Objective: Use hard sampling to improve the model.
-
Interaction Matrix: Created a matrix of users and items (movies).
-
Labels:
- Positive interaction: labeled as 1.
- Hard Positive: Rating ≥ 4.
- Soft Positive: Rating ≥ 3.
- Negative interaction: labeled as 0.
- Hard Negative: Rating ≤ 1.
- Soft Negative: 2 ≤ Rating < 3.
- Positive interaction: labeled as 1.
-
Sampling: For each positive interaction, 4 negative interactions were sampled for the same user.
-
Final Dataset Format:
index | userid | movieid | interaction | rating
.
Outcome: Trained the NCF model on this data.
-
User Embedding:
- Movies with positive interactions were selected (interaction = 1).
- Used the movie description metadata and computed embeddings using the Lamini model on Hugging Face.
- User embedding: Calculated as the mean of all positive movie embeddings for that user.
- Reasoning: This dense vector represents the user's preferences, which can then be compared with movie embeddings to predict future likes.
-
Genre Embedding:
- Movies were grouped by genres (a movie can belong to multiple genres).
- Genre embedding: Calculated as the mean of all movies belonging to that genre.
- Example: Embedding of "Comedy" = Mean of all comedy movie embeddings.
- User-Genre Similarity: Compared the user embedding with genre embeddings to find genres the user is likely to enjoy.
- Genre-Genre Similarity Matrix: A 17x17 matrix was computed to determine similarities between different genres.

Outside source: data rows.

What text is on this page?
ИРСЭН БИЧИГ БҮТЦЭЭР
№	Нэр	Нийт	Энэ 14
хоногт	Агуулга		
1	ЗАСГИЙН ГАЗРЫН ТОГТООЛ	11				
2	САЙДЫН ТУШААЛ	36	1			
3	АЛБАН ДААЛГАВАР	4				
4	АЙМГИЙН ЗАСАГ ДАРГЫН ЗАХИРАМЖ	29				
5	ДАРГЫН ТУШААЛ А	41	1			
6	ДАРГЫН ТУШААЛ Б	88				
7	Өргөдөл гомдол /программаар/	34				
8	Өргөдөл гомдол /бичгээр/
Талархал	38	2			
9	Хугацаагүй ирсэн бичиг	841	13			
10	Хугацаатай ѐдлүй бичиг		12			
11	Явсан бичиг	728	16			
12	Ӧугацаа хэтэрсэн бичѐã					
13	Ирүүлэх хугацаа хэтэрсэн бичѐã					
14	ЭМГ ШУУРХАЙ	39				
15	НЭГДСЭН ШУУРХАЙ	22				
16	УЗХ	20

This helps in recommending genres related to ones the user already likes.
- Repeated the embedding process for all users.
- Calculated user-genre similarity for every user and stored results in a nested dictionary (dict of DataFrames).
- Median Similarity Score: Computed for each user.
- Genres with similarity scores higher than the median were classified as positive genres for the user.
- Genres with similarity scores lower than the median were classified as negative genres for the user.
-
Actual Positive Genres:
- Intersection of genres where the similarity score is higher than the median and the user has interacted positively with the genre.
- Example: If a user has high similarity with "Action" but low similarity with "Animation," the model would only mark "Action" as a positive genre.
-
Actual Negative Genres:
- Genres where the similarity score is lower than the median and the user hasn't interacted with them.
-
Final Dataset:
- Maintained a 1:3 ratio of positive to negative genres.
userid | movieid | interaction | genre | movie title
.
- Fine-tuned the previously trained NCF model on this new dataset.
- Final Metrics:
- Precision@k: 0.4
- Recall@k: 0.2-0.3
- NDCG@10: 0.302 (varies by user).
- Genre NDCG@10: 0.84, indicating that most suggested movies belonged to similar or related genres.
- Created a frontend for the model using Flask, Spline.js, HTML, and CSS.
- Deployed the app as a web service using Azure App Service.
- User Interface: Users can hover over movie posters, select them, and view 10 recommended movie posters based on the model's predictions.